5. Los dashboards evolucionan: Su expansión apoyada en tecnología puntera, no es más que una confirmación de que el BI debe estar alineado con los objetivos de negocio para garantizar el éxito empresarial. El simple acceso a los datos hace tiempo que dejó de ser suficiente. Hay que buscar soluciones que permitan a los trabajadores ganar concentración sobre las métricas, dotándoles de proactividad. La movilidad es un imprescindible en este camino.

6. El autoservicio es una realidad: Tener la capacidad de prescindir del Departamento de IT, poder acceder a los datos de forma sencilla, visual y rápida es sinónimo de efectividad. Para ello los usuarios necesitan la herramienta adecuada, personalizada, completa e interconectada que lo haga posible.

7. BYOD: Las políticas de Bring Your Own Device impulsarán la necesidad de contar con Mobile Intelligence en las empresas. Para ello, la tecnología ha de apoyar esta evolución. Entre las tendencias en BI 2014 se encuentran las soluciones multiplataforma, que hacen posible no tener que depender de un dispositivo en concreto, sino poder contar con esa libertad que redunda en la productividad y los resultados.

8. Nuevas alternativas en lo concerniente a Big Data tendrán su influencia en el desarrollo de las novedades 2014 en BI: Las opciones crecen y eso significa que la calidad aumenta y los costes se reducen. Es el momento de pensar a lo grande. Lo mismo sucede con las tecnologías In Memory, que se convierten en la corriente principal y lo hacen pasando por delante de disk based Data Warehouse, analytic appliance o columnar database.

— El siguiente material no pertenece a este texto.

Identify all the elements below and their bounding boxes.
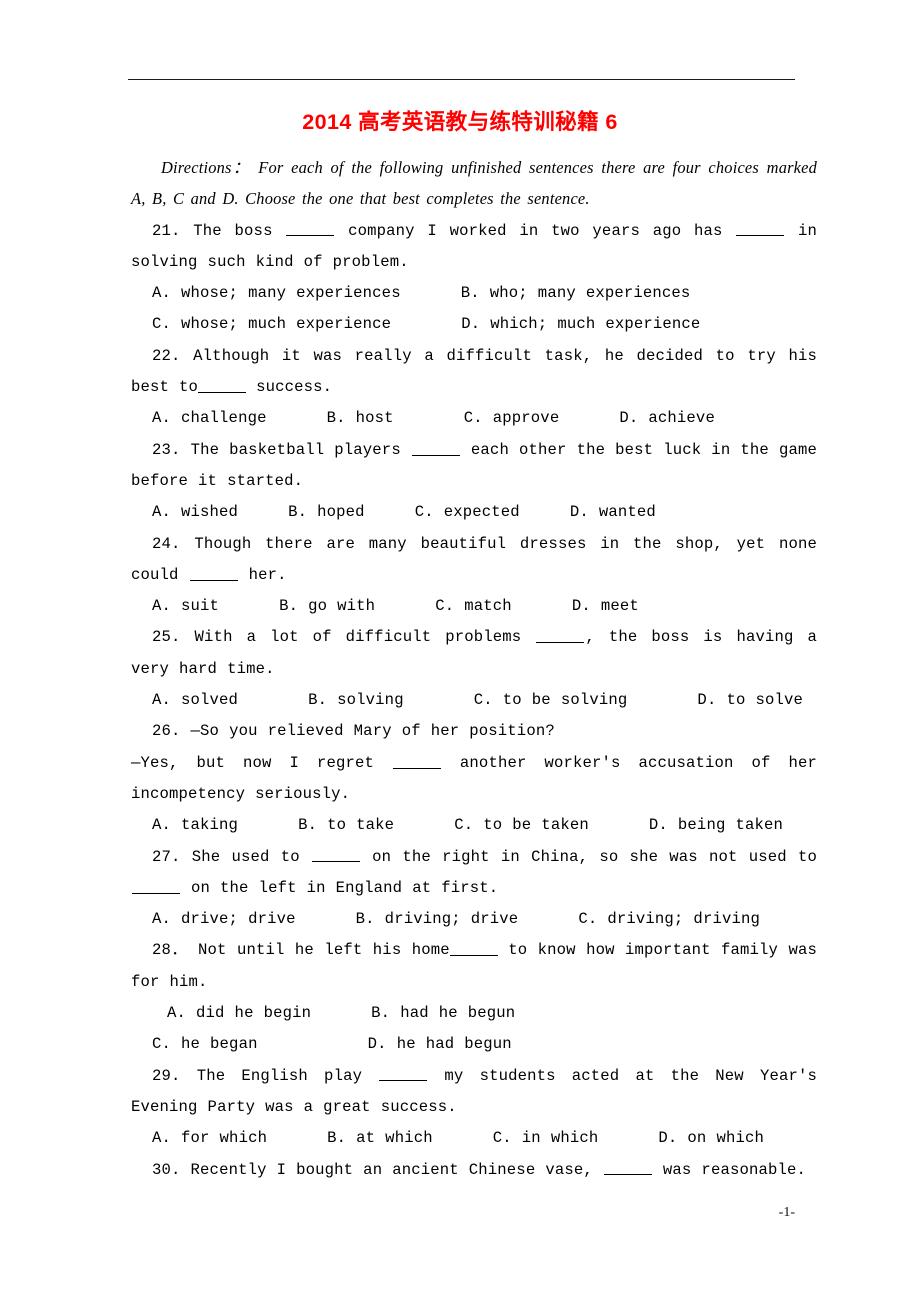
question-21-options-row-2: C. whose; much experience D. which; much… [152, 315, 701, 334]
question-21-text-a: The boss [193, 221, 273, 240]
question-30-text-a: Recently I bought an ancient Chinese vas… [190, 1160, 593, 1179]
question-24-options-row-1: A. suit B. go with C. match D. meet [152, 597, 639, 616]
question-30-number: 30. [152, 1160, 181, 1179]
question-27-number: 27. [152, 847, 181, 866]
question-21-text-b: company I worked in two years ago has [348, 221, 723, 240]
blank-field [379, 1066, 428, 1082]
blank-field [603, 1160, 652, 1176]
document-page: 2014 高考英语教与练特训秘籍 6 Directions： For each … [0, 0, 920, 1302]
question-30-text-c: was reasonable. [662, 1160, 807, 1179]
question-25-stem: 25. With a lot of difficult problems , t… [131, 622, 817, 685]
question-22-stem: 22. Although it was really a difficult t… [131, 341, 817, 404]
question-26-reply: —Yes, but now I regret another worker's … [131, 748, 817, 811]
blank-field [189, 565, 238, 581]
question-24-number: 24. [152, 534, 181, 553]
question-21-options-row-1: A. whose; many experiences B. who; many … [152, 284, 691, 303]
question-23-number: 23. [152, 440, 181, 459]
directions-label: Directions [161, 158, 232, 177]
question-25-options-row-1: A. solved B. solving C. to be solving D.… [152, 691, 804, 710]
directions-colon: ： [231, 158, 251, 177]
question-29-options-row-1: A. for which B. at which C. in which D. … [152, 1129, 764, 1148]
question-28-options-row-2: C. he began D. he had begun [152, 1035, 512, 1054]
question-26-text-a: —So you relieved Mary of her position? [190, 722, 555, 741]
question-29-text-a: The English play [196, 1066, 363, 1085]
question-25-number: 25. [152, 628, 181, 647]
blank-field [198, 378, 247, 393]
question-23-text-a: The basketball players [190, 440, 401, 459]
question-22-options-row-1: A. challenge B. host C. approve D. achie… [152, 409, 715, 428]
question-21-number: 21. [152, 221, 181, 240]
question-21-stem: 21. The boss company I worked in two yea… [131, 216, 817, 279]
question-25-text-a: With a lot of difficult problems [194, 628, 522, 647]
question-22-text-c: success. [256, 378, 333, 397]
question-27-stem: 27. She used to on the right in China, s… [131, 842, 817, 905]
question-26-number: 26. [152, 722, 181, 741]
blank-field [286, 221, 335, 237]
question-26-options-row-1: A. taking B. to take C. to be taken D. b… [152, 816, 784, 835]
blank-field [536, 628, 585, 644]
question-23-stem: 23. The basketball players each other th… [131, 435, 817, 498]
page-number: -1- [778, 1205, 795, 1220]
blank-field [411, 440, 460, 456]
blank-field [311, 847, 360, 863]
blank-field [736, 221, 785, 237]
header-rule [128, 79, 795, 80]
question-24-text-c: her. [248, 565, 287, 584]
question-28-number: 28． [152, 941, 188, 960]
question-26-reply-a: —Yes, but now I regret [131, 753, 374, 772]
question-29-stem: 29. The English play my students acted a… [131, 1061, 817, 1124]
directions-paragraph: Directions： For each of the following un… [131, 152, 817, 215]
question-27-text-b: on the right in China, so she was not us… [372, 847, 818, 866]
question-27-text-a: She used to [191, 847, 300, 866]
question-28-text-a: Not until he left his home [198, 941, 450, 960]
blank-field [449, 941, 498, 957]
blank-field [132, 878, 180, 894]
blank-field [392, 753, 441, 769]
question-26-stem: 26. —So you relieved Mary of her positio… [131, 716, 817, 747]
question-27-options-row-1: A. drive; drive B. driving; drive C. dri… [152, 910, 760, 929]
question-30-stem: 30. Recently I bought an ancient Chinese… [131, 1155, 817, 1186]
question-29-number: 29. [152, 1066, 181, 1085]
page-title: 2014 高考英语教与练特训秘籍 6 [302, 110, 618, 134]
document-body: Directions： For each of the following un… [131, 152, 817, 1186]
question-22-number: 22. [152, 346, 181, 365]
question-28-options-row-1: A. did he begin B. had he begun [157, 1004, 516, 1023]
question-27-text-c: on the left in England at first. [191, 878, 499, 897]
question-28-stem: 28． Not until he left his home to know h… [131, 935, 817, 998]
question-23-options-row-1: A. wished B. hoped C. expected D. wanted [152, 503, 656, 522]
question-24-stem: 24. Though there are many beautiful dres… [131, 529, 817, 592]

9. La nube baja a tierra: El cloud será considerado como una opción más, dejará de marcar la diferencia como lo había hecho hasta ahora y su uso será completamente rutinario. La aceptación generalizada por parte de los usuarios, que han aparcado sus recelos en cuanto a la seguridad de sus datos es el impulsor principal de este cambio de perspectiva, que exigirá que todas las soluciones de BI deban estar preparadas para la nube.

10. La colaboración es una necesidad: Su potencial en cuanto a BI consigue que de los datos se extraiga toda la información posible, lo que desemboca en el mejor análisis. Prescindir de esta posibilidad ya no es cuestionable y por eso, en 2014, el BI de todas las empresas ha de permitir a sus usuarios interactuar sin límites de conectividad, ni geográficos, ni temporales.

Conclusión.

El Business Intelligence en 2014 será distinto a todo lo anterior. El modo de usar la información para tomar decisiones se está transformando, prueba de ello es que su orientación es cada vez más estratégica y su prioridad es el proporcionar una visión única, global y completa.

BI y Mobile Intelligence deben ser una prioridad en entornos empresariales, ya que son la única forma de alcanzar una ventaja competitiva y mantenerla en el tiempo, gracias a la mejora del servicio al cliente, al control de gastos, al impulso de beneficios y a una toma de decisiones más ágil y más precisa.